Arab Democracy Foundation
- Formation: 27 May 2007
- Type: Nonprofit organization
- Headquarters: Doha, Qatar
- Region served: Arab region
- Secretary General: Mohsen Marzouk
- Founder and Chair of the Board of Trustees: Moza bint Nasser
- Website: http://www.adf.org.qa/ [defunct]

= Arab Democracy Foundation =

Qatari-based nonprofit organization

The Arab Democracy Foundation (ADF) (sometimes: Arab Foundation for Democracy) is an Arab nonprofit organization established and chaired by Moza bint Nasser, wife of then-Emir of Qatar Hamad bin Khalifa Al Thani and mother of current Emir Tamim bin Hamad, in May 2007. It was founded with a $10 million fund courtesy of the Qatari state following the second "Forum on Democracy and Political Reform in the Arab World", organized by the National Human Rights Committee and sponsored by the Emir. Its stated mission is "advocating for democracy as a culture, a way of life, and the best system for good governance". Qatar itself remains an authoritarian monarchy under the rule of the Al Thani royal family.

== Founding ==
The second "Forum on Democracy and Political Reform in the Arab World" was held in Doha from 27 to 29 May 2007, sponsored by then-Emir Hamad bin Khalifa Al Thani and inaugurated by his son, then-heir apparent and current Emir as of 2025, Tamim bin Hamad Al Thani. On the third day of the conference, in a session attended by many senior government officials, Sheikha Moza bint Nasser Al-Missned, wife of Hamad and mother of Tamim, announced the establishment of the ADF, and by July of the same year she was signed as founder and first member of the board on an Amiri Decree approving the establishment of the foundation.

==Mission and resources==
ADF aims at promoting democracy in the Arab region. It provides material and moral support to organizations and activists in this field, by using all possible peaceful means, and by channeling all human and financial resources available at the local, regional and international levels. ADF also seeks to disseminate the culture of human rights and to increase the citizens’ awareness of, and commitment to, their legitimate rights. ADF uses all ways and means that fall in line with its objectives. It does not side with, or acts against, any Arab regime.

ADF resources come from the contributions of its founders, as well as from donations, grants, endowments, subscriptions, earnings, and other forms of financial support approved the board of trustees.

==Management==
The Forum on Democracy and Reform in the Arab World, held every three years, serves as a general assembly from which the ADF Board of Trustees emanates.

Board of trustees

The highest executive body of the ADF. It is currently composed of 15 members.
The board of trustees (BoT) draws the ADF general policy, adopts its plan of action and budget, appoints its senior officials, and regularly reviews the programs and projects included in its plan of action.
The BoT meets at least once a year. An executive committee, composed of board members, acts for the board during the interim between BoT meetings.

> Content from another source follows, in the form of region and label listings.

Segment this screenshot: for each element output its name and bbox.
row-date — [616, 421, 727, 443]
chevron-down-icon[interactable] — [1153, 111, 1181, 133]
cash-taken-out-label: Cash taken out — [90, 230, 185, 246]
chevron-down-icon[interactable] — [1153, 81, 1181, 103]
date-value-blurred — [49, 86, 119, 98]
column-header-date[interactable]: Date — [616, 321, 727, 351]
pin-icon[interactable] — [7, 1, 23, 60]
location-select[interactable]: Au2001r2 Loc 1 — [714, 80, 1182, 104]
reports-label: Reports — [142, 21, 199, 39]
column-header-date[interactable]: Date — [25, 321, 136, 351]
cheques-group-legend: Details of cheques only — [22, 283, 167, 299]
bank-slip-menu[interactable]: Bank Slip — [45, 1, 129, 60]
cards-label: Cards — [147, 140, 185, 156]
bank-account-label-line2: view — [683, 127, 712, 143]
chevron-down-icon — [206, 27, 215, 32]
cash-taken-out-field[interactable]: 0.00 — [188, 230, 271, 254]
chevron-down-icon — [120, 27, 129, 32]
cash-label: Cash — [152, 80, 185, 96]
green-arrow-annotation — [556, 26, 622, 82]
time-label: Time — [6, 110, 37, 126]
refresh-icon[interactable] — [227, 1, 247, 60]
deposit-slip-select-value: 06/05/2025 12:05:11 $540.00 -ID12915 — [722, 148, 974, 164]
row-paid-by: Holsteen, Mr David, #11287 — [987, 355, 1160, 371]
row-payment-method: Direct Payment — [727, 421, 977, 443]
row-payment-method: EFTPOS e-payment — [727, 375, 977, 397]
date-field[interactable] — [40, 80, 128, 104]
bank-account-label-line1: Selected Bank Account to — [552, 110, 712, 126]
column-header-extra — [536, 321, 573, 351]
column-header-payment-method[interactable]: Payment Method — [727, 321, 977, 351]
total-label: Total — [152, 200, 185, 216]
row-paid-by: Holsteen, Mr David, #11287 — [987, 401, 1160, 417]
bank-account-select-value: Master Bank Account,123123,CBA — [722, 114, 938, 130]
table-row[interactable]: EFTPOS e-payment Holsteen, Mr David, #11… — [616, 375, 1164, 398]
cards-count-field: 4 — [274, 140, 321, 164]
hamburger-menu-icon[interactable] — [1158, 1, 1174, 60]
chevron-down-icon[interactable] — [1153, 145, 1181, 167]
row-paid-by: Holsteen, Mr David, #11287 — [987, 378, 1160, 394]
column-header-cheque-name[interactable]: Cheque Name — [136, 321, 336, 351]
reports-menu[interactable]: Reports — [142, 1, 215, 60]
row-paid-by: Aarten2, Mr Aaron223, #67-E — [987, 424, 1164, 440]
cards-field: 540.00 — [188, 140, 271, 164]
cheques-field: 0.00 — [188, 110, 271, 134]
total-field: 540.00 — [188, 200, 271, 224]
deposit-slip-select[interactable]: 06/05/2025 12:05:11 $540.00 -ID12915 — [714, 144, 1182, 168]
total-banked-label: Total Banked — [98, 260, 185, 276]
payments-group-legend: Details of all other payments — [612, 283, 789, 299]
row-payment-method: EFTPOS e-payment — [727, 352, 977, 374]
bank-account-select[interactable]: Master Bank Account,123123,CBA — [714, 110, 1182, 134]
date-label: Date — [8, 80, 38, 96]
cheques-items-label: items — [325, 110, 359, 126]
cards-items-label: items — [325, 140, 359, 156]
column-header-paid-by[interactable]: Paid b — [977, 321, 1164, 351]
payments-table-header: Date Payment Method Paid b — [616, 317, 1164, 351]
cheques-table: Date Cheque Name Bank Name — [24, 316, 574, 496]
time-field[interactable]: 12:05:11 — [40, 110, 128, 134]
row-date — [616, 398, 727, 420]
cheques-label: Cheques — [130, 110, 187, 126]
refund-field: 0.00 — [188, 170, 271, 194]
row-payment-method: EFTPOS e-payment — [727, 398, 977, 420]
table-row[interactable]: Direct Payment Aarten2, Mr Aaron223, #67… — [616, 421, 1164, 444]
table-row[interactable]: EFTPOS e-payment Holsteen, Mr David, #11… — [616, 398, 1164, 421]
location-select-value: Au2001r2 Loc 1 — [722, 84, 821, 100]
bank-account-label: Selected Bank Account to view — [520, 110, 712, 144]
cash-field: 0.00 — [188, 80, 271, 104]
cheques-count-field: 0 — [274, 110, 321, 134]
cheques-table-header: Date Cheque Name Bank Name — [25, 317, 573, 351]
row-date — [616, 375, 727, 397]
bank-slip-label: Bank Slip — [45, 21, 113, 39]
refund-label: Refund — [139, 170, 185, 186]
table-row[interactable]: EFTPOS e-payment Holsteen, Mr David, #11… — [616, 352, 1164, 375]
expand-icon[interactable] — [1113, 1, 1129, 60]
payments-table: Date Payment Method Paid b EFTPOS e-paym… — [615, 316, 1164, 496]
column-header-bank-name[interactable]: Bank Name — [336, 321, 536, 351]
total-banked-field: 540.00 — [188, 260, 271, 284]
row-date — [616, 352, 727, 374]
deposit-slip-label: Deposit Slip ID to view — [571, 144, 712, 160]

H.H. Moza bint Nasser is currently the chair of the board, with Dr. Salim El Hoss as her vice-chair. Until 26 January 2009, the late Dr. Aziz Sidqi was the board's vice-chair.

The other trustees are: Dr. Ali Fakhro, Dr. Khalid bin Mohamed al-Attiyah, Emma Bonino, Dr. Saad Eddin Ibrahim, Mary Robinson, Dr. Hasan Al-Ibrahim, Ely Ould Mohamed Vall, Dr. Mohammed Abed al-Jabri, Joschka Fischer, Sadiq al-Mahdi, Dr. Azmi Bishara, and Amat Al Alim Alsoswa.

Executive committee

The board members choose from among them a five-member executive committee, headed by the board president or her deputy, or by any other member chosen by the board. The secretary-general of ADF is also member of the executive committee.
The executive committee has the full authority of the board of trustees, and is directly responsible before the board. The committee meets at least four times a year, upon the invitation of its president or his deputy.
The executive committee follows up the work of the Secretariat General and the ADF, and submits periodic reports to the board of trustees. For the purposes of its work, the executive committee may create specialized, ad hoc or standing, committees.

Dr. Ali Fakhro currently chairs the executive committee which includes: Dr. Khalid bin Mohamed al-Attiyah, Dr. Hasan Al-Ibrahim, and Dr. Saad Eddin Ibrahim, as well as the secretary-general.

Secretariat-General

The executive body of the ADF, headed by a full-time Secretary-General, pursuant to a board decision. The secretariat-general includes divisions in charge of program and research, financial and administrative affairs, public relations and information.

Dr. Ali Ben Smaikh al-Marry served as ADF's first secretary-general (May 2007-March 2008). Mohsen Marzouk is ADF's second and current secretary-general (March 2008–present).